By Dikembe Wilkins, Howard University News Service
Washington DC– The title of this movie will tell you everything you need to know about the overarching theme. The only thing that matters in this story are the colors Black and Blue. Police call themselves Blues and by looking at the cast I’m sure you can tell who are the Blacks . The film is a commentary on the black community’s relationship with police, telling the audience that both sides can be unfair to each other, but can find a common ground. However, corrupt police officers drive the plot as the lead, Alicia West, played by Naomie Harris, catches corrupt narcotics officers killing multiple gang members without reason on her body cam.
Naomie Harris is the best thing about this movie. In every scene she brings out the most in her character even if other actors in the scene are not matching her performance. While there is not a bad shot in the film, there are no shots that stand out.
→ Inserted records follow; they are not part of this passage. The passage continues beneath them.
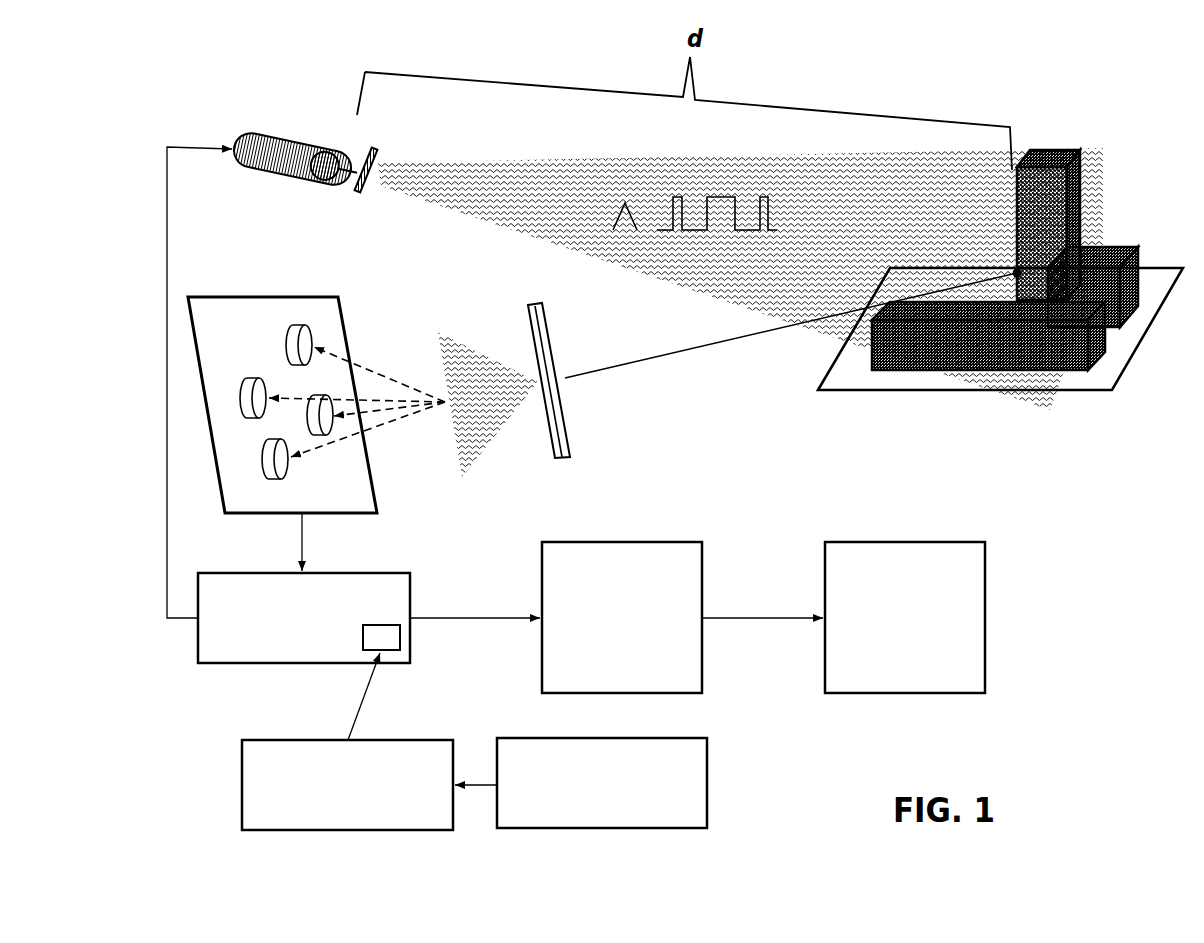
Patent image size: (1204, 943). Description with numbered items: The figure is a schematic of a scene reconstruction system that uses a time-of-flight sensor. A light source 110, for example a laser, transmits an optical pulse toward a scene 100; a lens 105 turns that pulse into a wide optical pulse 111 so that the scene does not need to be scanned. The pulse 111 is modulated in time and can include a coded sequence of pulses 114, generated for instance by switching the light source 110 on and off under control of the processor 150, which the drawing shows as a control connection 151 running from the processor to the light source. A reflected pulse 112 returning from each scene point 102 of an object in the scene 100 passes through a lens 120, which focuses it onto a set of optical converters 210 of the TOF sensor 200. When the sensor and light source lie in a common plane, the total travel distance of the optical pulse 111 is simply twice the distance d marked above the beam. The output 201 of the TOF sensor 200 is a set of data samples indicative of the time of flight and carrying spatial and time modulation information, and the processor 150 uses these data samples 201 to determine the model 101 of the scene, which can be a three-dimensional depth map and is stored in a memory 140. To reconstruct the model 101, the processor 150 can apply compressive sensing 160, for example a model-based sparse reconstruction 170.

The scene 100 is at (1042, 149).
The model 101 is at (623, 542).
The scene point 102 is at (1017, 273).
The lens 105 is at (357, 189).
The light source 110 is at (300, 143).
The optical pulse 111 is at (462, 168).
The reflected pulse 112 is at (682, 351).
The coded sequence of pulses 114 is at (695, 197).
The lens 120 is at (530, 304).
The memory 140 is at (908, 542).
The processor 150 is at (250, 663).
The control signal 151 is at (167, 248).
The compressive sensing 160 is at (417, 738).
The model-based sparse reconstruction 170 is at (693, 712).
The TOF sensor 200 is at (288, 297).
The output 201 is at (303, 538).
The optical converters 210 is at (288, 328).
Director, Deon Taylor, played the shooting of this movie very safe and I wish that he would have been a little more experimental with his shots even if some didn’t come out looking the best, as the film is lacking in memorable visuals.
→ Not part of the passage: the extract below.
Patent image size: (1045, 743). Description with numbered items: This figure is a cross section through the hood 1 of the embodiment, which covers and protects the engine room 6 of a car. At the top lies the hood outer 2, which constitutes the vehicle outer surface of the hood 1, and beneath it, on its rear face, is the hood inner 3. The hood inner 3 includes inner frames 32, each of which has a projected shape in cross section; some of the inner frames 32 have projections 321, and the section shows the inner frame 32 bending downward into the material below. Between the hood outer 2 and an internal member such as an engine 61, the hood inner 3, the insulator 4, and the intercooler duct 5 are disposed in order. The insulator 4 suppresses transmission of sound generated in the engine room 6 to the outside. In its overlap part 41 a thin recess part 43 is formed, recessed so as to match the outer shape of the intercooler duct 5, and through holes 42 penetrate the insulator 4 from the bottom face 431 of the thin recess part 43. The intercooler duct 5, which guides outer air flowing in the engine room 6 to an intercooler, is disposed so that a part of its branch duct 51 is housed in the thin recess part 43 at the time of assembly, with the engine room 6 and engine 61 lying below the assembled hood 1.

From the first scene, the message of the film is delivered very clearly and continues throughout the film’s dialogue even though at times it lacks subtlety.
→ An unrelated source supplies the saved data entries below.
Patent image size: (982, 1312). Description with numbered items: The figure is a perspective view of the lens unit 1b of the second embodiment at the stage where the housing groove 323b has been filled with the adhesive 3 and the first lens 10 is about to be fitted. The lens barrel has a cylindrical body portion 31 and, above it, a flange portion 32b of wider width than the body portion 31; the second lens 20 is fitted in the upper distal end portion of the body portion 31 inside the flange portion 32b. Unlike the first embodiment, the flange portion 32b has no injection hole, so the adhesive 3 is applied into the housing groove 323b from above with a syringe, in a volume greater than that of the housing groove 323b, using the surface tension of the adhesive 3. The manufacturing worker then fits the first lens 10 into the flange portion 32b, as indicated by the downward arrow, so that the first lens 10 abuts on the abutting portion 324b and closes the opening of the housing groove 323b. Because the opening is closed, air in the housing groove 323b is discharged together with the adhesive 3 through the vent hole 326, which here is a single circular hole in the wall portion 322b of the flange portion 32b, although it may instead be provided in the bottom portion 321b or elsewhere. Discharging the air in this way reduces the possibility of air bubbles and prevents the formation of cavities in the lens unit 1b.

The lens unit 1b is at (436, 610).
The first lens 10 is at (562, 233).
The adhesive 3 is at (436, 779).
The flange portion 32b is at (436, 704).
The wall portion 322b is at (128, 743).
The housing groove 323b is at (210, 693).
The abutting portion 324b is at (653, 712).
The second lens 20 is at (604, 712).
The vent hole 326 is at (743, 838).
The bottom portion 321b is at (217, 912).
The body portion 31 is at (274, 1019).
The film doesn’t stand out as an action movie. The fight choreography is not complex, innovative or new and neither are the situations in which the action takes place, but they are easy to follow and deliver excitement.
There is a white savior in the movie.
This is one of Tyrese Gibson’s weakest performances, his emotions at times seem to be phoned in and at other times he sounds downright robotic.
Mike Colter may not have been the best choice to cast as Darius, the leader of one of the gangs . He does not give the audience a reason to fear him or what he may do to the heroes outside of his clearly superior size and strength. While this may be the fault of the director, his actions can come off as cartoonish at times, acting more like a vampire from a Blade movie than a crime boss in a cop movie.
The lines from the characters off screen are reminiscent of an episode of the Boondocks and make the people of the city sound more like black caricatures than black people.
All of the characters aside from Alicia West are fairly one dimensional and even she does not have much exploration into her character beyond the surface level making it hard to care about any member of the cast outside of West.
The story is very plot driven with a clear message that is neither anti-black nor anti-police, urging the audience to “try and change the system from the inside.” Overall the movie was enjoyable, eliciting positive emotions from the audience mostly through the lead’s actions. However, it lacked depth, failed in many aspects of execution and had an insufficiency of remarkability.